Transformer une crise de carrière en opportunité de vie

Comment négocier une séparation avec son employeur

mai 23rd, 2012 • Categorie: Blog, Séparations

La négociation d’une transaction est un des éléments importants d’un processus de séparation. Mais il ne faut pas oublier qu’elle se déroule dans une période où l’on doit aussi prêter attention à sa stabilité psychologique et à la poursuite de sa carrière.

Aussi faut-il relativiser les seuls résultats matériels obtenus au cours d’une négociation. Car la manière dont on conduit cette négociation influe sur la façon dont on vit la situation et sur sa capacité à se repositionner professionnellement.

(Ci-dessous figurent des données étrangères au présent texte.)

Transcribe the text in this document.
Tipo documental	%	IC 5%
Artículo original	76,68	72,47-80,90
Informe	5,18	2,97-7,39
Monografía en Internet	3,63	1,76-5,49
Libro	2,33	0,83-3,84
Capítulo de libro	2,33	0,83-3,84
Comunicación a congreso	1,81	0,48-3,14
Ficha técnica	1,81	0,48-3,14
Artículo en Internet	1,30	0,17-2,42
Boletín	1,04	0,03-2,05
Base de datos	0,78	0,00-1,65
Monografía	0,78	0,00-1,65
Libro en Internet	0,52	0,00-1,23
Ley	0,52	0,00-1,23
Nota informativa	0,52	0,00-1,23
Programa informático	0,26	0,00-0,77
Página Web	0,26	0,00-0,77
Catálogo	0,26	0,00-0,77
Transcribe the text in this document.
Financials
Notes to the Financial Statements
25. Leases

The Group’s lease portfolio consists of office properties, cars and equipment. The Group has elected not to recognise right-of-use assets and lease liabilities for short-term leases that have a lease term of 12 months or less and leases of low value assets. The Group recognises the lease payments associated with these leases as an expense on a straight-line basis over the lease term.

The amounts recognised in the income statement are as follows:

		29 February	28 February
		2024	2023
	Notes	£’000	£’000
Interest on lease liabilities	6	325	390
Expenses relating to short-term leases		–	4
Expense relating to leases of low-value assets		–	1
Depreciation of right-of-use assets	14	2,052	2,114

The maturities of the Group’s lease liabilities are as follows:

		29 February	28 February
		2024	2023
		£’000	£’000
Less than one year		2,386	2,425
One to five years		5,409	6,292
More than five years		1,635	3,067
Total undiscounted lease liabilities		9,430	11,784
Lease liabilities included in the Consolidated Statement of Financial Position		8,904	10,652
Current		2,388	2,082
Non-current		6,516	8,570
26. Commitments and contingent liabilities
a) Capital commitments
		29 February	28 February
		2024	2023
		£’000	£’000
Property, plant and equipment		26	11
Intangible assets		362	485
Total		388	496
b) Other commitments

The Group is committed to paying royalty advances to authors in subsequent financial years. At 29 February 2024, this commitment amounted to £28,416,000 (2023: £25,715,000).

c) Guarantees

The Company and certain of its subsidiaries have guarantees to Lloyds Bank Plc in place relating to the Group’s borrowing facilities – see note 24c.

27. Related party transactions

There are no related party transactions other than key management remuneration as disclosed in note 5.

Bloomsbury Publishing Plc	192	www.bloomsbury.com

Il n’y a pas une et une seule façon de négocier un départ. Il n’y a d’ailleurs jamais deux négociations identiques.

Rappelons toutefois, qu’hormis les aspects financiers (qui couvrent les revenus du travail passé et la compensation des préjudices subis), on peut aussi négocier des avantages matériels autres (par exemple un ordinateur ou une protection sociale), de l’accompagnement (de l’outplacement  ou de la formation), du temps (ne pas effectuer son préavis), une communication bienveillante de son ancien employeur, voire même de se voir confier une activité en sous-traitance. Ces derniers points supposent que l’on se quitte en bons termes.

Le cadre a tout intérêt à adopter un état d’esprit gagnant-gagnant : c’est le meilleur moyen d’obtenir de bonnes conditions de départ tout en préservant sa capacité de repositionnement professionnel.

Dix conseils pratiques

  1. Installez un climat de confiance et de respect dès le début. Venez seul, à l’heure, dans une tenue professionnelle. Soyez courtois, regardez votre interlocuteur dans les yeux.
  2. Restez calme et contrôlez votre émotivité.
  3. Identifiez vos interlocuteurs à l’avance et essayez tout au long du processus d’avoir un interlocuteur constant… et décisionnaire.
  4. Préparez vos entretiens. Donnez-vous un objectif précis pour chaque étape de la discussion. Ecoutez ce qui se dit. A la fin de la réunion, récapitulez ce qui a été dit de part et d’autre et sortez du rendez-vous avec un nouveau rendez-vous pris pour la suite. Après chaque discussion, consignez les discussions pour vous-même en les datant et en reprenant les termes utilisés par votre interlocuteur (en utilisant le vocabulaire de son interlocuteur, on a plus de chance de s’entendre avec lui).
  5. Ne ressassez pas le passé. Evitez de vous défendre sur ce qui a conduit à la décision. Concentrez-vous sur l’avenir et sur la construction de sa nouvelle situation.
  6. Ne vous laissez pas impressionner par l’entreprise qui cherchera à limiter l’étendue du préjudice, à vous rassurer en vous disant que vous retrouverez sans problème un emploi tout en  mettant en avant ce qu’elle vous reproche. Ne  prenez pas de manière personnelle ces reproches (ils font partie d’un jeu de négociation) et ne perdez jamais votre calme.
  7. N’ébruitez pas les discussions, il est dans votre intérêt que la négociation reste confidentielle.
  8. Sachez gérer votre temps. Vous n’avez pas la même notion du temps que l’entreprise et vous pourrez trouver que la négociation s’éternise. Soyez patient. Le temps est souvent votre allié.
  9. Ne soyez pas obsessionnel sur la négociation, vous ne jouez pas votre vie.  Et rappelez-vous qu’au-delà du montant de la transaction, d’autres aspects permettent d’augmenter votre capacité de vous repositionner : se sentir respecté dans la transition, conserver des bons rapports avec vos anciens collègues, disposer de références, avoir un bon réseau. Prenez soin de vous pendant cette période difficile et gardez la tête sur les épaules : faites du sport, dormez, n’abusez pas d’alcool et de nourriture.
  10. Sachez arrêter la discussion avant que l’employeur, n’ayant plus rien à concéder, préfère le recours juridique. N’oubliez jamais que la transaction n’est pas due : il faut être raisonnable et savoir conclure une négociation « fair » avant d’avoir « trop tiré sur l’élastique ».